Paths with Special Characters

// Spaces
var user_path = SafePath.path("users", "John Smith", null);
// EntityPath: /users/John%20Smith

// Slashes in names
var date_path = SafePath.path("logs", "2024/01/15", null);
// EntityPath: /logs/2024%2F01%2F15

// Query strings (common in document IDs)
var doc = SafePath.path("docs", "id=123&type=pdf", null);
// EntityPath: /docs/id%3D123%26type%3Dpdf

Array-Based Construction

// When segments are already in an array
string[] parts = { "users", user_id, "settings" };
var settings_path = SafePath.from_array(parts);

Integration with Engine Operations

// Creating documents with safe paths
public async Document create_document(Engine engine, string catalogue, 
                                       string category, string doc_name) throws Error {
    var path = SafePath.path(catalogue, category, doc_name, null);
    return yield engine.create_document(path);
}

// Building index paths
var index_path = SafePath.path("catalogue", "products", "indexes", "price", null);

Implementation Checklist

When implementing this design:

  1. Create SafePath class in src/Core/SafePath.vala
  2. Implement path() variadic method with null terminator
  3. Implement from_array() array-based method
  4. Implement encode_segment() using GLib.Uri.escape_string
  5. Implement decode_segment() using GLib.Uri.unescape_string
  6. Add unit tests in tests/Core/SafePathTest.vala:
    • Basic path construction
    • URL encoding verification
    • Special character handling
    • Unicode handling
    • Empty segment handling
    • Null terminator handling
    • Round-trip encode/decode
  7. Update src/meson.build to include new file
  8. Add integration examples to documentation

Open Questions

  1. Segment Validation: Should SafePath reject empty segments, or pass them through?

    • Recommendation: Pass through, let EntityPath handle normalization
  2. Encoding Storage: Should segments be stored encoded or raw?

    • Recommendation: Store encoded for consistency and safety
  3. Error on Invalid Input: What should happen with null bytes in segments?

    • Recommendation: Encode as %00 (already handled by URL encoding)
  4. API Style: Static factory class vs.

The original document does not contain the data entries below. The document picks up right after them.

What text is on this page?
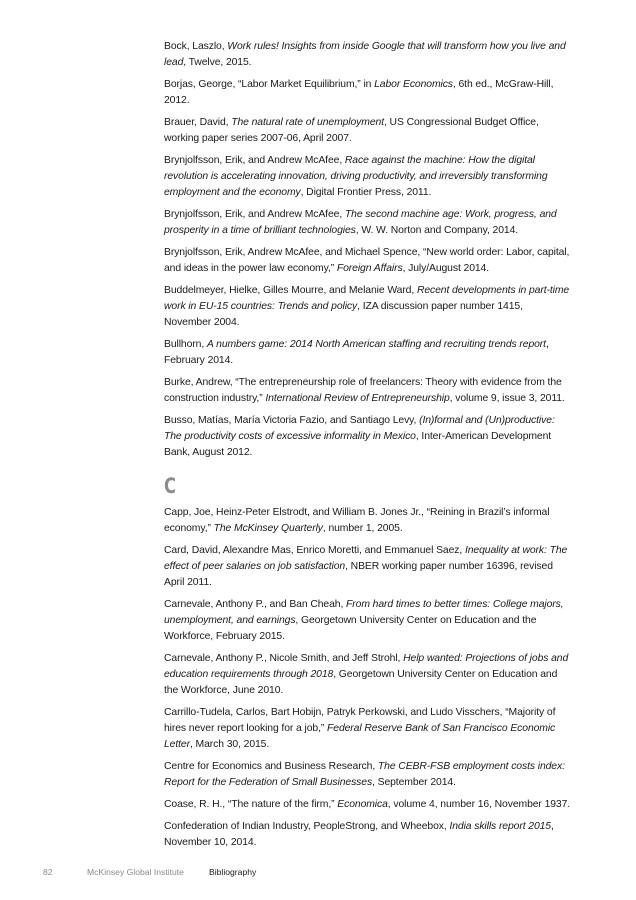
Bock, Laszlo, Work rules! Insights from inside Google that will transform how you live and lead, Twelve, 2015.

Borjas, George, “Labor Market Equilibrium,” in Labor Economics, 6th ed., McGraw-Hill, 2012.

Brauer, David, The natural rate of unemployment, US Congressional Budget Office, working paper series 2007-06, April 2007.

Brynjolfsson, Erik, and Andrew McAfee, Race against the machine: How the digital revolution is accelerating innovation, driving productivity, and irreversibly transforming employment and the economy, Digital Frontier Press, 2011.

Brynjolfsson, Erik, and Andrew McAfee, The second machine age: Work, progress, and prosperity in a time of brilliant technologies, W. W. Norton and Company, 2014.

Brynjolfsson, Erik, Andrew McAfee, and Michael Spence, “New world order: Labor, capital, and ideas in the power law economy,” Foreign Affairs, July/August 2014.

Buddelmeyer, Hielke, Gilles Mourre, and Melanie Ward, Recent developments in part-time work in EU-15 countries: Trends and policy, IZA discussion paper number 1415, November 2004.

Bullhorn, A numbers game: 2014 North American staffing and recruiting trends report, February 2014.

Burke, Andrew, “The entrepreneurship role of freelancers: Theory with evidence from the construction industry,” International Review of Entrepreneurship, volume 9, issue 3, 2011.

Busso, Matías, María Victoria Fazio, and Santiago Levy, (In)formal and (Un)productive: The productivity costs of excessive informality in Mexico, Inter-American Development Bank, August 2012.

C

Capp, Joe, Heinz-Peter Elstrodt, and William B. Jones Jr., “Reining in Brazil’s informal economy,” The McKinsey Quarterly, number 1, 2005.

Card, David, Alexandre Mas, Enrico Moretti, and Emmanuel Saez, Inequality at work: The effect of peer salaries on job satisfaction, NBER working paper number 16396, revised April 2011.

Carnevale, Anthony P., and Ban Cheah, From hard times to better times: College majors, unemployment, and earnings, Georgetown University Center on Education and the Workforce, February 2015.

Carnevale, Anthony P., Nicole Smith, and Jeff Strohl, Help wanted: Projections of jobs and education requirements through 2018, Georgetown University Center on Education and the Workforce, June 2010.

Carrillo-Tudela, Carlos, Bart Hobijn, Patryk Perkowski, and Ludo Visschers, “Majority of hires never report looking for a job,” Federal Reserve Bank of San Francisco Economic Letter, March 30, 2015.

Centre for Economics and Business Research, The CEBR-FSB employment costs index: Report for the Federation of Small Businesses, September 2014.

Coase, R. H., “The nature of the firm,” Economica, volume 4, number 16, November 1937.

Confederation of Indian Industry, PeopleStrong, and Wheebox, India skills report 2015, November 10, 2014.

82	McKinsey Global Institute	Bibliography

EntityPath extension method?

    • Recommendation: Start with SafePath class, add EntityPath.from_parts() as convenience alias

Summary

The SafePath API provides:

  • Succinct variadic construction: SafePath.path("a", "b", "c", null)
  • Automatic URL encoding: Standard RFC 3986 percent-encoding
  • Seamless integration: Returns EntityPath instances
  • Edge case handling: Proper handling of special characters, unicode, and empty segments

This design enables safer, more readable path construction while maintaining full compatibility with the existing EntityPath system.